In the RA run, RA correlated negatively and significantly with hits for believers; the correlation reversed slightly for skeptics.
Between Runs 2 and 3, Ps completed a drawing task and questionnaires measuring tolerance of ambiguity and temporal lobe dysfunction (LIMBEX). Believers scored dramatically higher than skeptics on LIMBEX.
Targets for Run 3 (N=101) were random, except that if P clicked the mouse when a computer address contained a 1 rather than a 0 (1-state), which occurred randomly 20% of the time, their target for the next trial matched their personal response bias as calculated from the preceding 2 runs. As predicted from decision augmentation theory, believers clicked the mouse when the computer was in the 1-state significantly more often than chance expectation and significantly more often than did skeptics.
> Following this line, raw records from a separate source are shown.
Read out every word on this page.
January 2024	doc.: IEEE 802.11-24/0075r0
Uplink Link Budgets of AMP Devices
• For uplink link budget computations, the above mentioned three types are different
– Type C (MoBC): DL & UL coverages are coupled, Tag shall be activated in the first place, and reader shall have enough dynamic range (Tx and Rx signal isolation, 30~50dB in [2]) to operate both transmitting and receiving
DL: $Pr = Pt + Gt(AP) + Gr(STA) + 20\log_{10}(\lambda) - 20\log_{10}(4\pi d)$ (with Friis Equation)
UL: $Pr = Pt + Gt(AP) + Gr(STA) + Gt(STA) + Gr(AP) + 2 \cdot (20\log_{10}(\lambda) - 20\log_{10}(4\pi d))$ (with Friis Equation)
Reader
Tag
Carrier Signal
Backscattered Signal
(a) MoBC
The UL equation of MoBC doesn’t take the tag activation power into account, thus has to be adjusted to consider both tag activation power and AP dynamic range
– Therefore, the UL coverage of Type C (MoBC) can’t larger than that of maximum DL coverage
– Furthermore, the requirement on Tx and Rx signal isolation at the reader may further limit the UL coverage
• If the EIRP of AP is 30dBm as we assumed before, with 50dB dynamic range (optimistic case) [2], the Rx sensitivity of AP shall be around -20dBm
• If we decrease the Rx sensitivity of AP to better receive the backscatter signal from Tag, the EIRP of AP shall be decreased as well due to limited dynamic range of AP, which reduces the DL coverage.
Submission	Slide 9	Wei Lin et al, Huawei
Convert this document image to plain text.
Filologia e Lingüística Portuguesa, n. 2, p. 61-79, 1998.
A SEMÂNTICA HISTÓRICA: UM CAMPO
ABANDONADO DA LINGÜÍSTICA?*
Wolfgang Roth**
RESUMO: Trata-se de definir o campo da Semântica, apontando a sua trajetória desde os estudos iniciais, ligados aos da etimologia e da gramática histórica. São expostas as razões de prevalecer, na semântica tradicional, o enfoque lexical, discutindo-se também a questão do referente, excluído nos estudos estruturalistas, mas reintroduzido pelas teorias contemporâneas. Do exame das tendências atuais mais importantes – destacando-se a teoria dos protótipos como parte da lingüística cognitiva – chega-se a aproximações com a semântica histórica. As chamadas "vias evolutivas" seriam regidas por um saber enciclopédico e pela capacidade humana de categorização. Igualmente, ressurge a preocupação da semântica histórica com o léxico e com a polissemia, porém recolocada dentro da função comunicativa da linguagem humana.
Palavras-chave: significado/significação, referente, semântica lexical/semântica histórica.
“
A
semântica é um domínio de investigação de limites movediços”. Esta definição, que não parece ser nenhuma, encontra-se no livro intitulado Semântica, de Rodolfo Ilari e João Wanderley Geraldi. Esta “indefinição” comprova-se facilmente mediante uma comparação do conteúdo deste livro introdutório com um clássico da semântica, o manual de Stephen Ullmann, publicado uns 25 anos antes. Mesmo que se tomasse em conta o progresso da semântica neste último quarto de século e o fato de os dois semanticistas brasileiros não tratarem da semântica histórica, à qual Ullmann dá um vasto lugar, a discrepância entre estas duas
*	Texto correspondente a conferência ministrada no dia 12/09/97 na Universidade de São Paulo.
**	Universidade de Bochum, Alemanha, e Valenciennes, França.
In the last run (N=100), Ps received either subliminal or supraliminal feedback of the preceding target. For half of each group, after trials 1-10 the targets repeated Ps’ previous responses with a lag of 10 (pro-bias targets). The other Ps received a target sequence diametrically opposite to their response bias in Runs 1 and 2 (counter-bias targets). Contrary to expectation, only skeptics showed a greater increase in correct guesses from the 1st to the 2nd half of the run (implicit sequence learning, or ISL) with pro-bias than counter-bias targets. The subliminality manipulation had no effect. The ISL effect reversed slightly for high LIMBEX Ps; thus, temporal lobe instability seems to prevent ISL. Runs 3 and 4 also tested the “anomalous anticipation effect.” As predicted from the results of 2 previous experiments, skeptics correctly anticipated the nature of the bias (pro or counter) in Run 4 by manifesting the corresponding bias in Run 3, whereas believers anticipated incorrectly. However, this result occurred only if the Run 4 targets were subliminal.